As the patient's clinical condition continued to deteriorate, she began to exhibit signs of right heart failure - a common complication in severe pulmonary hypertension. She demonstrated jugular venous distention and peripheral edema, which are indicative of fluid overload. Her liver span also increased, suggesting hepatic congestion. The patient further complained of increasing shortness of breath despite the escalated oxygen therapy. In addition, her urine output decreased significantly to less than 30 ml/hr, raising concerns about renal perfusion and function.

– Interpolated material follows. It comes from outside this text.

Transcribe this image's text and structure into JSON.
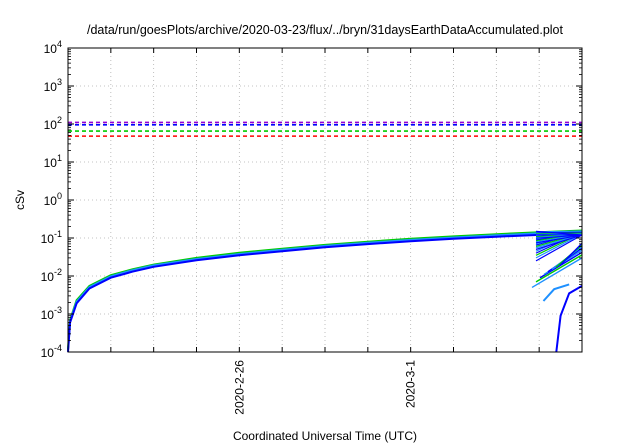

Response to Interventions:

To manage the emerging signs of right heart failure, the healthcare team initiated diuretic therapy with furosemide to help eliminate excess fluid and reduce the load on her heart. Despite this, her peripheral edema and jugular venous distention persisted. A transthoracic echocardiogram was ordered, which revealed right ventricular hypertrophy and dilation, confirming the diagnosis of right heart failure. Meanwhile, her renal function tests showed a rising creatinine level of 2.5 mg/dl and a reduced GFR, indicating acute kidney injury. The team increased her fluid intake and considered starting her on renal dose dopamine to improve renal perfusion. Given the escalating complexity of her condition, a critical care consult was also requested.

Section 5

Change in Patient Status:

Over the next 24 hours, the patient's condition took a turn for the worse. She became increasingly tachycardic with a heart rate of 130 bpm and her blood pressure dropped to 90/60 mmHg. Her respiratory rate elevated to 28 breaths per minute and she was utilizing accessory muscles to breathe, indicating increased work of breathing. On auscultation, crackles were heard in the lower lobes of her lungs. Additionally, her oxygen saturation dropped to 88% on 4 liters of oxygen via nasal cannula, suggesting worsening hypoxia. Her urine output remained less than 30 ml/hr, and her mental status began to decline with her becoming more lethargic and confused.

New Complications:

In the face of her deteriorating condition, the patient developed a new complication of acute respiratory distress syndrome (ARDS). Her arterial blood gas (ABG) results showed a pH of 7.28, PaCO2 of 50 mmHg, PaO2 of 55 mmHg, and bicarbonate level of 22 mEq/L, indicative of respiratory acidosis. Her chest X-ray demonstrated bilateral infiltrates. The healthcare team immediately increased her oxygen therapy to a non-rebreather mask and prepared for possible mechanical ventilation. Meanwhile, her renal function worsened with a creatinine level rising to 3.5 mg/dl, indicating the progression of acute kidney injury. Hemodialysis was discussed as a potential intervention. At this stage, the patient's prognosis seemed grim, and a meeting was arranged with the family to discuss her condition and possible end-of-life care.